Genetic and proteomic approaches

An extensive search to find better prostate cancer biomarkers has led to the identification of possible genetic markers for clinical risk prognostication (Lapointe et al, 2004; Lapointe et al, 2007; Tomlins et al, 2007; Cheville et al, 2008; Cuzick et al, 2011; Scher et al, 2013). However, there are conflicting results regarding the reliability of many such markers in disease prognosis. For example, although TMPRSS2–ERG gene fusions are reported to be associated with high-risk tumours, more recent studies with large cohorts report no strong correlation between these fusions and patient outcome (Gopalan et al, 2009). A multivariate gene expression-based test has recently been reported to predict metastatic disease and lethal outcome based on a conservatively managed cohort of patients from the United Kingdom (Cuzick et al, 2012), as well as biochemical recurrence after treatment in actively managed cohorts in the United States (Cooperberg et al, 2013; Bishoff et al, 2014). The influence of sampling variation on this test has yet to be determined.
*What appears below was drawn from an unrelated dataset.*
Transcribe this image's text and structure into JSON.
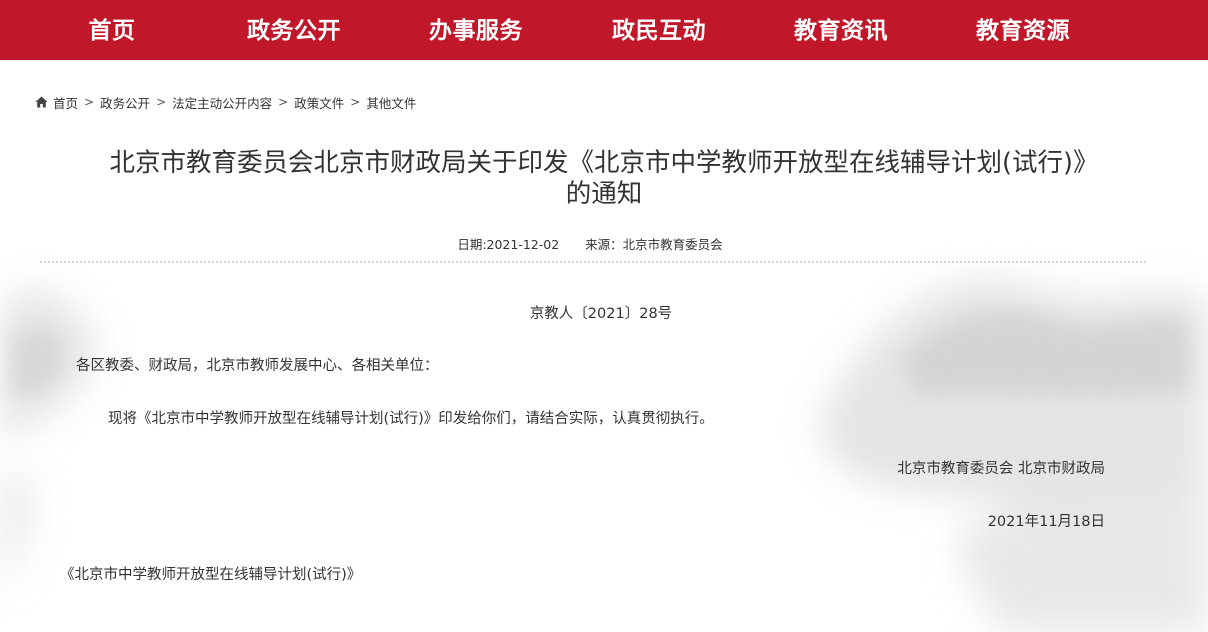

The results of this study suggest that taking a proteomic approach, which measures proteins from only the tumour region of intact tissue, can possibly improve accurate risk classification at the biopsy stage. The rationale for this idea is two-fold. First, because prostate cancer is a heterogeneous, multifocal disease, biopsies frequently contain only lower-grade components, and pathologists may classify them as low-risk cancers. However, higher-grade molecular features, not reflected morphologically, have been reported to extend throughout the cancer (Boyd et al, 2012; Sowalsky et al, 2013), and therefore are measurable in seemingly lower-grade-containing biopsies. It is possible to accurately and sensitively assess such high-grade molecular features in situ from tumour regions using a proteomic approach, even in tissue samples with variable amounts of tumour and benign components. This is an advantage over gene expression-based technologies requiring tissue homogenisation, resulting in variable dilution of the higher-grade molecular features depending on the amount of intermixed benign tissue. Second, Gleason grading on biopsy is subjective, with expert pathologists disagreeing on up to 30% of cases (McKenney et al, 2011; Goodman et al, 2012). Molecular features that can be objectively measured should improve risk classification.

Limitations to the study

The fact that the biomarkers were analysed in multiple ways for univariate and multivariate performance on a single, large cohort increases the potential risk that the results are over-fitted to patients included in this study. Also, we simulated prostate cancer biopsies by taking 1-mm diameter cores from prostate tissue blocks to generate TMA blocks. Protein measurements made from cross-sections of these cores may perform differently if measured in 20 × 1-mm biopsy sections, as typically encountered in routine pathology practice.

Conclusion

There is an urgent need for a reliable and accurate prognostic test for patients with prostate cancer, given the difficulties of predicting survival outcomes for patients diagnosed with early-stage cancer and the resulting overtreatment. Further investigation of the 12 biomarkers identified in this study will enable development of an objective clinical biopsy test based on multiplex proteomics in situ imaging. The next step is to identify the optimal biomarker subset algorithm from these 12 biomarkers, and to validate this in a large clinical cohort of Gleason- and TNM-annotated biopsy samples with matched prostatectomy and pathological specimens. These studies are currently under way.

We propose that the identification strategy for protein biomarkers described herein is likely to be applicable to other tumour types, and may serve as a model for performance-based selection of biomarkers that can be used to develop prognostic or predictive tests for other tumours where histological assessment is pivotal to risk stratification and prognostication.